LONDON — Mediterranean and low-fat diets could lower the risk of death and heart attacks among people at high risk of cardiovascular disease, a new study explains. The popular diet could also reduce the risk of stroke, according to an international team.
The Mediterranean diet is high in vegetables, nuts, grains, fruits, legumes, and fish — but low in meat, dairy, and saturated fats.
“Cardiovascular diseases (CVDs), a group of heart and blood vessel disorders, are the number one cause of death and disability globally. Hypertension, or high blood pressure, is a leading risk factor for CVD and causes over 10 million deaths worldwide each year,” according to a statement from the U.S. Centers for Disease Control and Prevention.
Current guidelines recommend various dietary programs for patients who are more at risk of cardiovascular disease but often rely on low certainty evidence from non-randomized studies. To address this gap in information, researchers trawled databases from randomized trials.

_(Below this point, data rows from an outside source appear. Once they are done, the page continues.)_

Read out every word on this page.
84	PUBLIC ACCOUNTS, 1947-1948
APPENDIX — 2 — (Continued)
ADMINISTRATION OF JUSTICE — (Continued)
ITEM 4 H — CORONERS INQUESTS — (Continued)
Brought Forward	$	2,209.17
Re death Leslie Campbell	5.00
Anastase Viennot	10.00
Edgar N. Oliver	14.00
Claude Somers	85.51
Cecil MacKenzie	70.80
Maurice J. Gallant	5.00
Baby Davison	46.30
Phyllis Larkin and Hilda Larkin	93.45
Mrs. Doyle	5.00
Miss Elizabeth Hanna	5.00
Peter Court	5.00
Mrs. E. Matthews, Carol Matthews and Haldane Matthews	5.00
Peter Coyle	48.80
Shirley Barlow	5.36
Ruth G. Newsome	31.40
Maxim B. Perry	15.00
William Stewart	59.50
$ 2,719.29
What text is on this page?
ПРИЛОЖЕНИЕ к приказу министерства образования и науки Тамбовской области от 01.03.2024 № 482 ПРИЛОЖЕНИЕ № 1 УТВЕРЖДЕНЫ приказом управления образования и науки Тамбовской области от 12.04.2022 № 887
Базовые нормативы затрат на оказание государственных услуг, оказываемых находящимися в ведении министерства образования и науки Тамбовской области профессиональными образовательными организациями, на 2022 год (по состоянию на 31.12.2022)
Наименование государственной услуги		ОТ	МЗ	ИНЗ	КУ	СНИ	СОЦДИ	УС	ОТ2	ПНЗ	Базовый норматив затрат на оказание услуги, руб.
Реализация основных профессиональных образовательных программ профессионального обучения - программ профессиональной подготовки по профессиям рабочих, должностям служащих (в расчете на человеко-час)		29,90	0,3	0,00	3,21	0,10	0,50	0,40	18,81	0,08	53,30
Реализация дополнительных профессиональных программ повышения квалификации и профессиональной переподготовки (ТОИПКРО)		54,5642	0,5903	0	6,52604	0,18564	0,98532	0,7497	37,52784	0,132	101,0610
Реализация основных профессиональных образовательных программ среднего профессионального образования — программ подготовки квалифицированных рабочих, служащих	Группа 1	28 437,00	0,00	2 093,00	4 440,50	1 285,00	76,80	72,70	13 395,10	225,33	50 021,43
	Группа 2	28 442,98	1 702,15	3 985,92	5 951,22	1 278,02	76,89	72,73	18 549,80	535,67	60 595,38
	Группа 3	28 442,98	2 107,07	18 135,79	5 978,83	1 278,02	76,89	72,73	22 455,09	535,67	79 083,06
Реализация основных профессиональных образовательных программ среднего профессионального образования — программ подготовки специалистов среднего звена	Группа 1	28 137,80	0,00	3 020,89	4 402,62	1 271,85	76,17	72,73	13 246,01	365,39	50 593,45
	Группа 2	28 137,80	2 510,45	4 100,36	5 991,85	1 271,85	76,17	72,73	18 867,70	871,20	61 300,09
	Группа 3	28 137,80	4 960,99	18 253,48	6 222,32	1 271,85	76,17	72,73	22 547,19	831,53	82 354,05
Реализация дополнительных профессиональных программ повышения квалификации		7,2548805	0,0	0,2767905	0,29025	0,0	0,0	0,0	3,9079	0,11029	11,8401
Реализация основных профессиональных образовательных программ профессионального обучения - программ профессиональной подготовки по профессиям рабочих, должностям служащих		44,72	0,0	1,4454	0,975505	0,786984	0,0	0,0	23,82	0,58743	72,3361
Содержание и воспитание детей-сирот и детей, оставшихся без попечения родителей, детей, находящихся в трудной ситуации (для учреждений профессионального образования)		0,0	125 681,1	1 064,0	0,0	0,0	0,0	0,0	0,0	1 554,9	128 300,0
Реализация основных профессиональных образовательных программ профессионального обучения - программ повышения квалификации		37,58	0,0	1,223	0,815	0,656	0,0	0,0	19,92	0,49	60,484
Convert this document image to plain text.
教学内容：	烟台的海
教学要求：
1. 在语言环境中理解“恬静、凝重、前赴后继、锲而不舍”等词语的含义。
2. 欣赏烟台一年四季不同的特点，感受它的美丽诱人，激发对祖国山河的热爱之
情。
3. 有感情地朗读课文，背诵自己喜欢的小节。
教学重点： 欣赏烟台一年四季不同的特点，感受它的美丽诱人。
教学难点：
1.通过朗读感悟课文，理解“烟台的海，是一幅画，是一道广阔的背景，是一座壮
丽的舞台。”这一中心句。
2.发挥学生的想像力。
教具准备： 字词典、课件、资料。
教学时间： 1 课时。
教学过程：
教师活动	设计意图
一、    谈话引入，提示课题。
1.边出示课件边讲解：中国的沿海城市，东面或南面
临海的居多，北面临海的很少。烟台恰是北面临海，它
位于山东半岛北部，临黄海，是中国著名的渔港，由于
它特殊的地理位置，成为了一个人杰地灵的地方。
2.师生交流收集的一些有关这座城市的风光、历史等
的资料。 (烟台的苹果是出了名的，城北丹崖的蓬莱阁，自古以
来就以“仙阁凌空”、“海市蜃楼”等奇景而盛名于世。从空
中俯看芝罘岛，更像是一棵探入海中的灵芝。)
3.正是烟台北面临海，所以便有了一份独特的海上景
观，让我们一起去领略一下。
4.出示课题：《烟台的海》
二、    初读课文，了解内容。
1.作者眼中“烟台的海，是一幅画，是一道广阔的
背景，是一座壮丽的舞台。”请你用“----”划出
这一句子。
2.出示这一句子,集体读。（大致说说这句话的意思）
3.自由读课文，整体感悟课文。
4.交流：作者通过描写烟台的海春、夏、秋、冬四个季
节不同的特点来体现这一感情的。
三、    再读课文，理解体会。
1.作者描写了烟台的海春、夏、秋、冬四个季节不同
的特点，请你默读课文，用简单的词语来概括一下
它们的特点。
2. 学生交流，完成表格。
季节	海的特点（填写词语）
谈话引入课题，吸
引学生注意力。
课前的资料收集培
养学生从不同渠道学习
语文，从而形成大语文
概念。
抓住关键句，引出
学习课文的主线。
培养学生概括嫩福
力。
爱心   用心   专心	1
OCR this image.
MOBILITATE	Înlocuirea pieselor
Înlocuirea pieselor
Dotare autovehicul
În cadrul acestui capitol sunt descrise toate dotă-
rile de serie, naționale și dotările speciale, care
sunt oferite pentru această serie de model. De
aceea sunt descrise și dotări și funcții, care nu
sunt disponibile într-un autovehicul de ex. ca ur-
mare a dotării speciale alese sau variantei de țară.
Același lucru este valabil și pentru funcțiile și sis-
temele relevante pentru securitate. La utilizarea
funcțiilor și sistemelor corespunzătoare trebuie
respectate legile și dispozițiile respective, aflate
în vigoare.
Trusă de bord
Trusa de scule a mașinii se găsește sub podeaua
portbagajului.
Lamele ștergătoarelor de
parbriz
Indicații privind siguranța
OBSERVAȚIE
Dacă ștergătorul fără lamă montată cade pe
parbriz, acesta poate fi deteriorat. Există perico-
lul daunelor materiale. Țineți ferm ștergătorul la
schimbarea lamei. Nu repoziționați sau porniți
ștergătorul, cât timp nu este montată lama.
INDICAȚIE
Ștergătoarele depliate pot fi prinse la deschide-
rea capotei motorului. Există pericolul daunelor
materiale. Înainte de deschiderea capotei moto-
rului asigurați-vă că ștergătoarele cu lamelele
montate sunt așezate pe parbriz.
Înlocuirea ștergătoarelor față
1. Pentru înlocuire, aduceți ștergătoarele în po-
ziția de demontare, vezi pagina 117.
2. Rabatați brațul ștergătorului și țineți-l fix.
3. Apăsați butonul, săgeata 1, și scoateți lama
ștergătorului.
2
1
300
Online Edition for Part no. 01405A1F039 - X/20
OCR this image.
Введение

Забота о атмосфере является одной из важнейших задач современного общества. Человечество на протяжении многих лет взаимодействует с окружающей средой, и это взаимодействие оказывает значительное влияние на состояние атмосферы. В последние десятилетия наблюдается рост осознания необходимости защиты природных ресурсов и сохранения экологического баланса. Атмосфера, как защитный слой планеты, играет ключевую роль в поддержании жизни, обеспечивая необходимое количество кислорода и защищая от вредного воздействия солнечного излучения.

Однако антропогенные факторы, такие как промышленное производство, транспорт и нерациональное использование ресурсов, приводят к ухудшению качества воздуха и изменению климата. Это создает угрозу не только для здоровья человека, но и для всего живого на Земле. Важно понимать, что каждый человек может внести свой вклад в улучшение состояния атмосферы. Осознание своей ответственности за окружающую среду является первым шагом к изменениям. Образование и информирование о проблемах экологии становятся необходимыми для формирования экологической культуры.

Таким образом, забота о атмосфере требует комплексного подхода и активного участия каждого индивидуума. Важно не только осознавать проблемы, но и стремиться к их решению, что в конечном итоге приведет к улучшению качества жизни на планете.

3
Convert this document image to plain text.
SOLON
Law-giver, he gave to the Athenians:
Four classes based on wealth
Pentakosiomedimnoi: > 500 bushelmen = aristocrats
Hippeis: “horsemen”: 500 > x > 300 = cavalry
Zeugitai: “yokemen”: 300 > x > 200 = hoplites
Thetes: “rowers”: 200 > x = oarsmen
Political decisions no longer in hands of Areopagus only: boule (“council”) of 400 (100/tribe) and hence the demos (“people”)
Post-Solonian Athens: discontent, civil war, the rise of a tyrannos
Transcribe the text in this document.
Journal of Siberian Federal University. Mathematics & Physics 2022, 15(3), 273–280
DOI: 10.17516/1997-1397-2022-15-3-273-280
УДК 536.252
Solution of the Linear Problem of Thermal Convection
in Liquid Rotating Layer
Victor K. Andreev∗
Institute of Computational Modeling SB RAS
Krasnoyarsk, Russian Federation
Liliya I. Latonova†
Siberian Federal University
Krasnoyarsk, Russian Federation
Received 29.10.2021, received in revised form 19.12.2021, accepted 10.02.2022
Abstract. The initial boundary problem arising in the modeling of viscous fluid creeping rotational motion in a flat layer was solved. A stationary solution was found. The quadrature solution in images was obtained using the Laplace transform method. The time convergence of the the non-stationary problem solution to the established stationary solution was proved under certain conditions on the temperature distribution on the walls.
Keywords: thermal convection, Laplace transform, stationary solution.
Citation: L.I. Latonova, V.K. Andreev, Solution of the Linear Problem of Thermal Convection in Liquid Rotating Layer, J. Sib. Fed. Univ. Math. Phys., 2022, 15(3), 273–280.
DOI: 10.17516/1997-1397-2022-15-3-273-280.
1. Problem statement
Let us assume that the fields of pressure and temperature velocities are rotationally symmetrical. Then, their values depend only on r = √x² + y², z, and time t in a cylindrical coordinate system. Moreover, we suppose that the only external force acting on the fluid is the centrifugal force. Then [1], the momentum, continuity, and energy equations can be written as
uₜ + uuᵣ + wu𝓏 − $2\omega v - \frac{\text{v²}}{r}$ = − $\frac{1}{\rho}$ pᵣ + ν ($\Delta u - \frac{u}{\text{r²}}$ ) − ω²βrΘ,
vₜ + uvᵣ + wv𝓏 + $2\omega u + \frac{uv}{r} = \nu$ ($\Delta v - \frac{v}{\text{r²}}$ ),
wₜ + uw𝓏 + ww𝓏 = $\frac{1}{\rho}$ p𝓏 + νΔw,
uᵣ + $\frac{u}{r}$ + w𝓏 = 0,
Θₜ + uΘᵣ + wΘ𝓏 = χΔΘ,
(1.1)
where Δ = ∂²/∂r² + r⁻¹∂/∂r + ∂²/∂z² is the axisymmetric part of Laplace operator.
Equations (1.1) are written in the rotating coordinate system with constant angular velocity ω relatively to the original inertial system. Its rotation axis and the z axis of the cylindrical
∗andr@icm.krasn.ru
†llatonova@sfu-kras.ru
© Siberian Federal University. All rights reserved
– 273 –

These trials looked at the impact of dietary programs for preventing death and major cardiovascular events in patients at increased risk of cardiovascular disease. They studied 40 trials involving just over 35,500 participants. Each person was followed on average for three years across seven dietary programs. These diets included low fat, Mediterranean, very low fat, modified fat, and combined low fat and low sodium.
They also looked at the Ornish diet, which is a vegetarian diet low in fat, animal protein, and refined sugars. The final program was the Pritikin diet, a low-fat and high-fiber diet.
The study found that the Mediterranean dietary programs were better than minimal intervention at preventing untimely deaths among those at intermediate risk of cardiovascular disease. They also found that there were 17 fewer deaths and non-fatal heart attacks per 1,000 people over five years.
Additionally, there were seven fewer per 1,000 people who suffered from stroke on this diet. Low-fat programs also significantly reduced the risk of death. Compared to those not on the diet, there were nine less deaths per 1,000 people. Results show there were seven fewer per 1,000 people who suffered a non-fatal heart attack. Overall, there were no convincing differences between Mediterranean and low-fat programs for mortality or non-fatal heart attack.
For patients at a high risk of cardiovascular disease, there were 36 fewer all-cause deaths per 1,000 people and 39 fewer cardiovascular deaths per 1,000 people among those who followed the Mediterranean dietary program over five years. The five other dietary programs generally had little to no benefit compared with minimal intervention.
According to a media release by the study authors, Mediterranean and low-fat diets “probably reduce the risk of mortality and non-fatal myocardial infarction in people at increased cardiovascular risk.”
The study is published in the British Medical Journal.
South West News Service writer Alice Clifford contributed to this report.